New
#1
Programmer slip-up produces critical bug, MS admits
More at: Programmer slip-up produces critical bug, Microsoft admitsProgrammer slip-up produces critical bug, Microsoft admits
Missed SMB 2 vulnerability in Vista, but found it in time to fix Windows 7
By Gregg Keizer
October 16, 2009 12:55 PM ET
Computerworld - Microsoft acknowledged Thursday that one of the critical network vulnerabilities it patched earlier in the week was due to a programming error on its part.
The flaw, one of 34 patched Tuesday in a massive security update, was in the code for SMB 2 (Server Message Block 2), a Microsoft-made network file- and print-sharing protocol that ships with Windows Vista, Windows 7 and Windows Server 2008.
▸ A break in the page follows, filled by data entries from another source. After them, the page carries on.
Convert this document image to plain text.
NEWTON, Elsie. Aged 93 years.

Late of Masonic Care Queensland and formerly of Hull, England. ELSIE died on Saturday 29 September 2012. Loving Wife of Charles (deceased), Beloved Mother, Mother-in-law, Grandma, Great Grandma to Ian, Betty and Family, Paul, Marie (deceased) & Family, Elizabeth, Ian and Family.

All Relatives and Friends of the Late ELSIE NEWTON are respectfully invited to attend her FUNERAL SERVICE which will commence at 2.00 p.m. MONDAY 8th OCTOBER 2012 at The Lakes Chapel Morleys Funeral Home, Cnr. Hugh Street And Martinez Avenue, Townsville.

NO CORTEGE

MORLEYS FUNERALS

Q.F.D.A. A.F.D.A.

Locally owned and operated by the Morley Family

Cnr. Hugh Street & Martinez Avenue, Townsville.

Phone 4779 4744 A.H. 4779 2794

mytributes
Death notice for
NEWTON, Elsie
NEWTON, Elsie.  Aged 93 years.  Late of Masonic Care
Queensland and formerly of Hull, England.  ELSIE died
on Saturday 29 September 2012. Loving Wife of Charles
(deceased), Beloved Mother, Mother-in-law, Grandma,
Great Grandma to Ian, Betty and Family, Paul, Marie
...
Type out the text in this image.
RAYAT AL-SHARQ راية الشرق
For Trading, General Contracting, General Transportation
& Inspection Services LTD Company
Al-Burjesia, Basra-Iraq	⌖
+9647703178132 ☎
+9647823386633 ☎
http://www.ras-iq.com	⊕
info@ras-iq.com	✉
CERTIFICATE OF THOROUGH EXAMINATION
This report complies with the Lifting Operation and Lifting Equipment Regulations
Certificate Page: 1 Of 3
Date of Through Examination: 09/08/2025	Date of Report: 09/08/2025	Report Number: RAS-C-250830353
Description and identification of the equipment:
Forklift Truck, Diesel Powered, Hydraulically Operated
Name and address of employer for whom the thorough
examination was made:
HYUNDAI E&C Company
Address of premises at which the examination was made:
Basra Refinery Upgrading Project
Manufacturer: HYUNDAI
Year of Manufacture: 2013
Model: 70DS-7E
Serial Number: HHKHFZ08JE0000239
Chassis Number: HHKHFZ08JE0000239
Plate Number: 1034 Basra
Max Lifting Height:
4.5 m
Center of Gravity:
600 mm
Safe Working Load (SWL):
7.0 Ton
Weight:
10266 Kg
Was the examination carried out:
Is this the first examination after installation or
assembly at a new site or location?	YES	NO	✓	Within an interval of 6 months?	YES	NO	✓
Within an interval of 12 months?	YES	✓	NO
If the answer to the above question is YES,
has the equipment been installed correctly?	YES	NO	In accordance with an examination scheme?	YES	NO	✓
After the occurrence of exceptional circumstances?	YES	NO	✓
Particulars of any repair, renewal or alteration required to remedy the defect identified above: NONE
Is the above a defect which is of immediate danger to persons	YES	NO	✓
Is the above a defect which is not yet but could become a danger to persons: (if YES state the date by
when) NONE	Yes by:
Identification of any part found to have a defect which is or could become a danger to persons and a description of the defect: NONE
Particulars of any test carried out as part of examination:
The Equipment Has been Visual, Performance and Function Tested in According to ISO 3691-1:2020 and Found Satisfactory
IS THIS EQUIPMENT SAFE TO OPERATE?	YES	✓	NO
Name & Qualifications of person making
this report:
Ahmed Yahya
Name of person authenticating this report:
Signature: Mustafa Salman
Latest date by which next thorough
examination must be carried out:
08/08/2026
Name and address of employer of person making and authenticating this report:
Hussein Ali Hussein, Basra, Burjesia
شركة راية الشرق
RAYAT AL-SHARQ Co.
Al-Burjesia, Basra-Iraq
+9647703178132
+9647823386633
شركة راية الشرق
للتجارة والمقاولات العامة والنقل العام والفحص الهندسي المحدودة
"Look at the two array references to ValidateRoutines[] near the end," said Michael Howard, principal security program manager in Microsoft's security engineering and communications group, referring to a code snippet he showed in a post to the Security Development Lifecycle (SDL) blog. "The array index to both is the wrong variable: pHeader->Command should be pWI->Command."
Howard, who is probably best known for co-authoring Writing Secure Code, went on to say that the error was not only in new code, but a "bug of concern."
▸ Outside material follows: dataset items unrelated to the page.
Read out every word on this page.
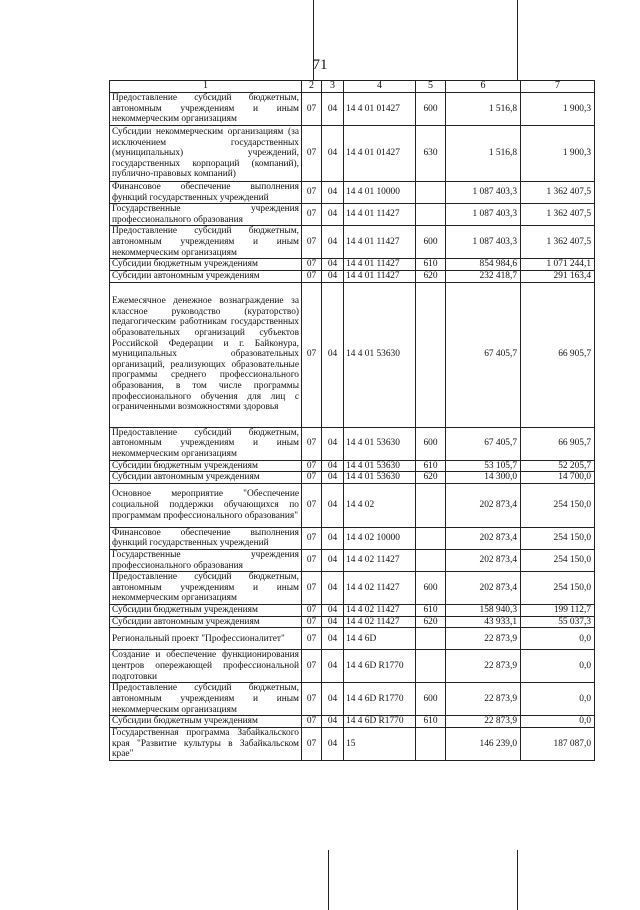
71
1	2	3	4	5	6	7
Предоставление субсидий бюджетным, автономным учреждениям и иным некоммерческим организациям	07	04	14 4 01 01427	600	1 516,8	1 900,3
Субсидии некоммерческим организациям (за исключением государственных (муниципальных) учреждений, государственных корпораций (компаний), публично-правовых компаний)	07	04	14 4 01 01427	630	1 516,8	1 900,3
Финансовое обеспечение выполнения функций государственных учреждений	07	04	14 4 01 10000		1 087 403,3	1 362 407,5
Государственные учреждения профессионального образования	07	04	14 4 01 11427		1 087 403,3	1 362 407,5
Предоставление субсидий бюджетным, автономным учреждениям и иным некоммерческим организациям	07	04	14 4 01 11427	600	1 087 403,3	1 362 407,5
Субсидии бюджетным учреждениям	07	04	14 4 01 11427	610	854 984,6	1 071 244,1
Субсидии автономным учреждениям	07	04	14 4 01 11427	620	232 418,7	291 163,4
Ежемесячное денежное вознаграждение за классное руководство (кураторство) педагогическим работникам государственных образовательных организаций субъектов Российской Федерации и г. Байконура, муниципальных образовательных организаций, реализующих образовательные программы среднего профессионального образования, в том числе программы профессионального обучения для лиц с ограниченными возможностями здоровья	07	04	14 4 01 53630		67 405,7	66 905,7
Предоставление субсидий бюджетным, автономным учреждениям и иным некоммерческим организациям	07	04	14 4 01 53630	600	67 405,7	66 905,7
Субсидии бюджетным учреждениям	07	04	14 4 01 53630	610	53 105,7	52 205,7
Субсидии автономным учреждениям	07	04	14 4 01 53630	620	14 300,0	14 700,0
Основное мероприятие "Обеспечение социальной поддержки обучающихся по программам профессионального образования"	07	04	14 4 02		202 873,4	254 150,0
Финансовое обеспечение выполнения функций государственных учреждений	07	04	14 4 02 10000		202 873,4	254 150,0
Государственные учреждения профессионального образования	07	04	14 4 02 11427		202 873,4	254 150,0
Предоставление субсидий бюджетным, автономным учреждениям и иным некоммерческим организациям	07	04	14 4 02 11427	600	202 873,4	254 150,0
Субсидии бюджетным учреждениям	07	04	14 4 02 11427	610	158 940,3	199 112,7
Субсидии автономным учреждениям	07	04	14 4 02 11427	620	43 933,1	55 037,3
Региональный проект "Профессионалитет"	07	04	14 4 6D		22 873,9	0,0
Создание и обеспечение функционирования центров опережающей профессиональной подготовки	07	04	14 4 6D R1770		22 873,9	0,0
Предоставление субсидий бюджетным, автономным учреждениям и иным некоммерческим организациям	07	04	14 4 6D R1770	600	22 873,9	0,0
Субсидии бюджетным учреждениям	07	04	14 4 6D R1770	610	22 873,9	0,0
Государственная программа Забайкальского края "Развитие культуры в Забайкальском крае"	07	04	15		146 239,0	187 087,0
The incorrect variable -- "pHeader" instead of "pWI" -- produced a vulnerability that Microsoft rated critical, its highest threat ranking. "An attacker who successfully exploited this vulnerability could take complete control of an affected system. An attacker could then install programs; view, change, or delete data; or create new accounts with full user rights," read the MS09-050 security bulletin released Tuesday. Attackers could trigger the bug by sending a rigged SMB packet to an unpatched PC.